Standard machine oils plainly
have a limit of 180*F, whether it is ship or motor. They can take more abuse for a short time, however breakdown is ongoing once the limit (however defined) is reached.
Organic oils: Once separation occurs, that’s it – jig is up; break down begins and it cannot be reversed. Hydrogenated Paraffin looks like pudding or yoghurt; white mushy mass, waste of good materiel, frustrating to clean. Measured in buckets
on modest ships at sea. Damaged oil is required to be replaced; there is no alternative, even with filtration; that only removes more paraffin.
Synthetics have much higher heat tolerance; they are less affected by natural agents that cause lubrication failure. Think Amsoil!

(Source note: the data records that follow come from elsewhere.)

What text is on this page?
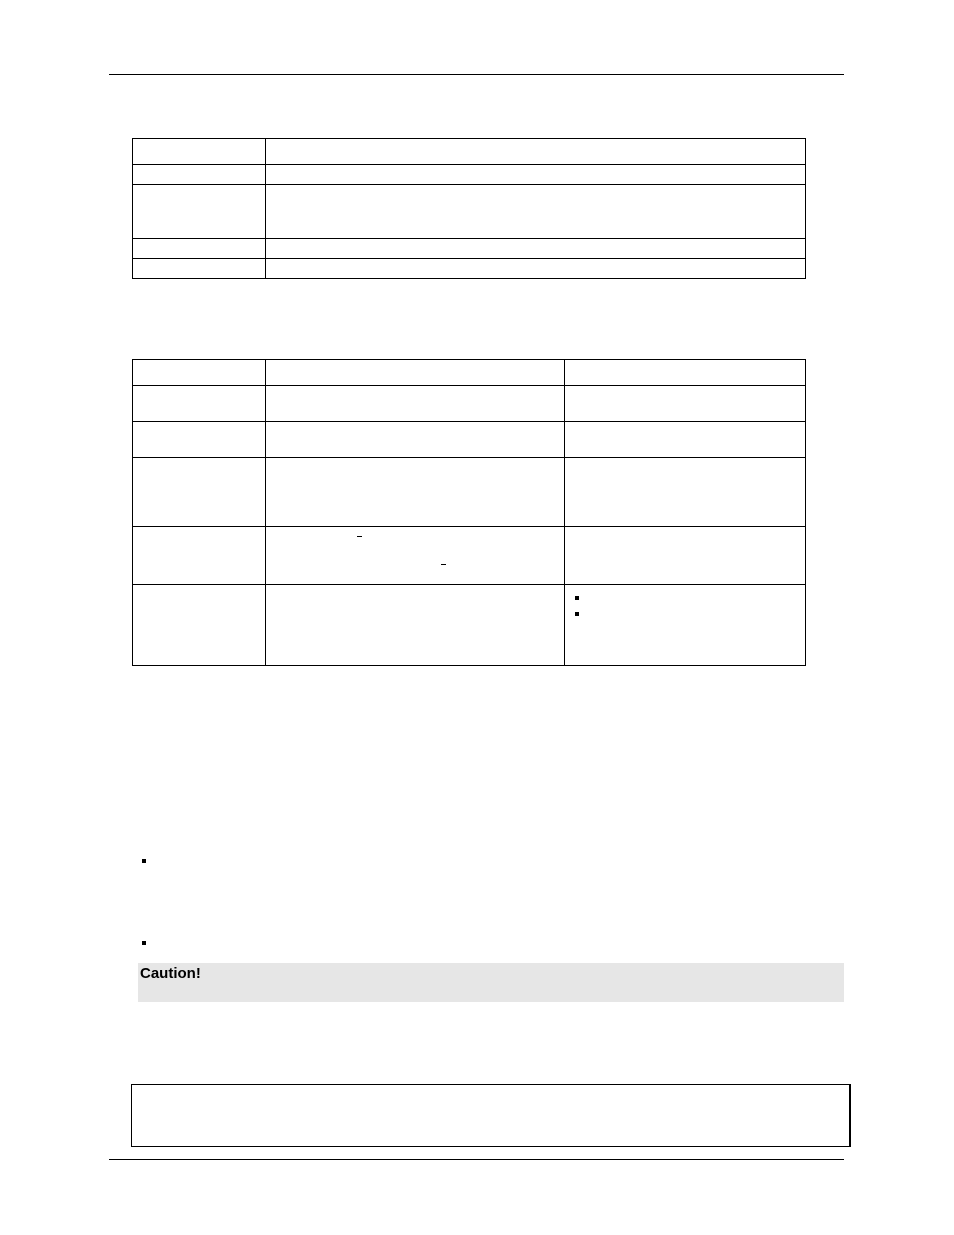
Caution!
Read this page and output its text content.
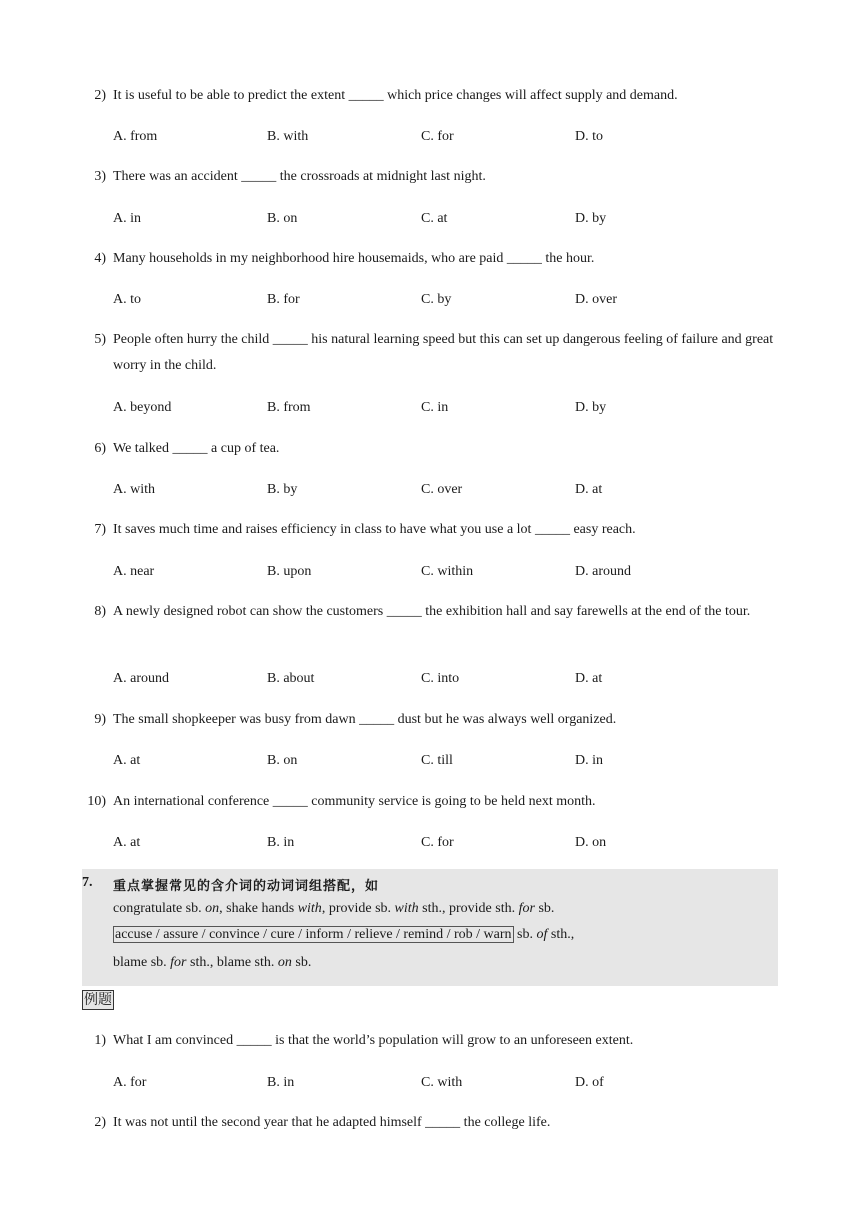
2) It is useful to be able to predict the extent _____ which price changes will affect supply and demand.
A. from	B. with	C. for	D. to
3) There was an accident _____ the crossroads at midnight last night.
A. in	B. on	C. at	D. by
4) Many households in my neighborhood hire housemaids, who are paid _____ the hour.
A. to	B. for	C. by	D. over
5) People often hurry the child _____ his natural learning speed but this can set up dangerous feeling of failure and great worry in the child.
A. beyond	B. from	C. in	D. by
6) We talked _____ a cup of tea.
A. with	B. by	C. over	D. at
7) It saves much time and raises efficiency in class to have what you use a lot _____ easy reach.
A. near	B. upon	C. within	D. around
8) A newly designed robot can show the customers _____ the exhibition hall and say farewells at the end of the tour.
A. around	B. about	C. into	D. at
9) The small shopkeeper was busy from dawn _____ dust but he was always well organized.
A. at	B. on	C. till	D. in
10) An international conference _____ community service is going to be held next month.
A. at	B. in	C. for	D. on
7. 重点掌握常见的含介词的动词词组搭配，如
congratulate sb. on, shake hands with, provide sb. with sth., provide sth. for sb.
accuse / assure / convince / cure / inform / relieve / remind / rob / warn sb. of sth.,
blame sb. for sth., blame sth. on sb.
例题
1) What I am convinced _____ is that the world’s population will grow to an unforeseen extent.
A. for	B. in	C. with	D. of
2) It was not until the second year that he adapted himself _____ the college life.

A long career studying lubrication awaits the capricious few; kingly is the sire that solves the elusive problems of heat transfer and fluid flow (no pun intended). The problem is ginormous: Isn’t it amazing that all society hinges on the effectiveness of a thin-film long-carbon chains at the boundary layer under punishable conditions is really all that keeps our world afloat? (a bankable pun)
FWIW, Amsoil was one of my clients in ’92, as was Standard Oil in ’98. The technology surrounding them, aside from being a most-eye-opening technical culture, is amazing! I didn’t say they were Scott-free on the environment, no! Just appreciative of the science and industry.